We learn from the letters that many have been driven to madness: “Each day a prisoner is tortured psychologically and spiritually until finally he just leaps in one direction or the other. Maybe he will stab someone else for no reason at all; I’ve seen that. Or maybe he will take a razor blade and slice himself up from head to toe; I’ve seen that, too.” Which should come as no surprise to the prison authorities: for 200 years we have known that prolonged solitary confinement can cause insanity. As one writer says, “Strip cells were and are designed with one purpose in mind…purely and simply to break the inmate’s will. To break the inmate’s spirit.”

Yet the voices we hear in these extraordinarily moving letters are those of men who have managed to hang on to their sanity and preserve their humanity in the face of systematic torments that would drive most of us over the brink. Many of the writers are black or Chicano, “state-raised” graduates of juvenile halls and Youth Authority institutions. Few have had jobs or education. Writing from their dungeons—“nothing but cement and filth,” as one describes the Adjustment Center—they vividly support the principal thesis of Struggle for Justice:

Southern prisons with their overt physical brutality are not nearly as insidious as this enlightened mental torture of everything being indeterminate, never ending, subject to whim, caprice, designed to destroy mind and soul, strip integrity, murder a man’s desire to think as an individual….

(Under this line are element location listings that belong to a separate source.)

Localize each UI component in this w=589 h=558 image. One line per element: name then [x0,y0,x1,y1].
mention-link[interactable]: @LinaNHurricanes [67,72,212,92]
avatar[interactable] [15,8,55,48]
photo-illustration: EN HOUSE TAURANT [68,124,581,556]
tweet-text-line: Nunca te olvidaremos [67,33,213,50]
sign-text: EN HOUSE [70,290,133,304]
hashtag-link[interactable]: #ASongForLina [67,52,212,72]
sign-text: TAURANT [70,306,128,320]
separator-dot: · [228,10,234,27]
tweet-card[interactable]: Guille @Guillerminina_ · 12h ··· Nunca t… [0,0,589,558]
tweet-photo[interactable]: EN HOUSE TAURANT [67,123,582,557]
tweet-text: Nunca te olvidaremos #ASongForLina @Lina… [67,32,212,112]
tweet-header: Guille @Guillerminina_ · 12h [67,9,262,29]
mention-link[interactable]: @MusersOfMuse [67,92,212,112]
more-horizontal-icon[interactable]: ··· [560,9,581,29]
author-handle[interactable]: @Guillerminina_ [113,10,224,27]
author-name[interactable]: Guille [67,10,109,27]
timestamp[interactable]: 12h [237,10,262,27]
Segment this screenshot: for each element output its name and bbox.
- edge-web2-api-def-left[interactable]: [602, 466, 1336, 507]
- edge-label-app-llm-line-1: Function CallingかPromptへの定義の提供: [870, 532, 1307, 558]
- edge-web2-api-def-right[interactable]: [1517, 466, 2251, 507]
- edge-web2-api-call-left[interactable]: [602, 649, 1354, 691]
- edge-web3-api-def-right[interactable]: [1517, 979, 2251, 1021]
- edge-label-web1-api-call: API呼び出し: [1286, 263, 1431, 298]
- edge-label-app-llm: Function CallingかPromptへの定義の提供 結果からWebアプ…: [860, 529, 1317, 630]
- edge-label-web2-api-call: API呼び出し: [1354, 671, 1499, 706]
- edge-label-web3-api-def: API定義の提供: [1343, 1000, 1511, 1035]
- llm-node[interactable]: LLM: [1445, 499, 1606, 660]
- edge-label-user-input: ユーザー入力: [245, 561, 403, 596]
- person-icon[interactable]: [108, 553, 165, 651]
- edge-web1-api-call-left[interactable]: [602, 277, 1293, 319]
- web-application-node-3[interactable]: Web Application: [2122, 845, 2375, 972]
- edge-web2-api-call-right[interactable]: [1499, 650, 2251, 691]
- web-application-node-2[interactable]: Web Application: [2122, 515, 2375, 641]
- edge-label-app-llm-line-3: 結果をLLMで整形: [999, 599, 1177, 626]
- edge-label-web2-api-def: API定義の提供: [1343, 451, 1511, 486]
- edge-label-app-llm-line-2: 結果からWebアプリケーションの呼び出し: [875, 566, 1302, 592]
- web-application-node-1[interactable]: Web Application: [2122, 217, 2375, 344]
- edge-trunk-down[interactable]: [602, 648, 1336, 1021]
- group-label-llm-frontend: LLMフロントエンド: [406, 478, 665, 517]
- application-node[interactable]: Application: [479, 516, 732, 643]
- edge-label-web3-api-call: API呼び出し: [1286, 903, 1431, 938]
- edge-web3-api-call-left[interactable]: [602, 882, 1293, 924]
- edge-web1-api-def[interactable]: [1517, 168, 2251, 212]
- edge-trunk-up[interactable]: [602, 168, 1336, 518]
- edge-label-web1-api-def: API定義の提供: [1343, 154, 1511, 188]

…don’t tamper with a man’s soul. Don’t whip his mind. Don’t hand him that shit about rehabilitation. You can beat the flesh and it will soon become accustomed to the pain. But the mind is very, very tender. It can stand so much….

Accompanying the “enlightened mental torture” are beatings, killings; “I could hear the unmistakable sound of a club as it thundered on the bare body of the defenseless prisoner…. I heard the prisoner’s first cry of pain, followed by his pleading for the officers to stop their attack as blow after blow was struck….” “I returned here the next day and I could smell death in the air…they told me that Nolen, Edwards and Miller were shot down like ducks in a pond….”

In her Preface, Eve Pell remarks that the writers, in allowing their letters to be published, risk severe reprisals. This point is underscored by one of them: “I wrote this, I will be punished for it. I hate pain, but I would detest myself if I ceased to think or express the truth.” Thus, Maximum Security forces us to confront the question, who is “sick”? These courageous men or the society that condemns them to such barbarities?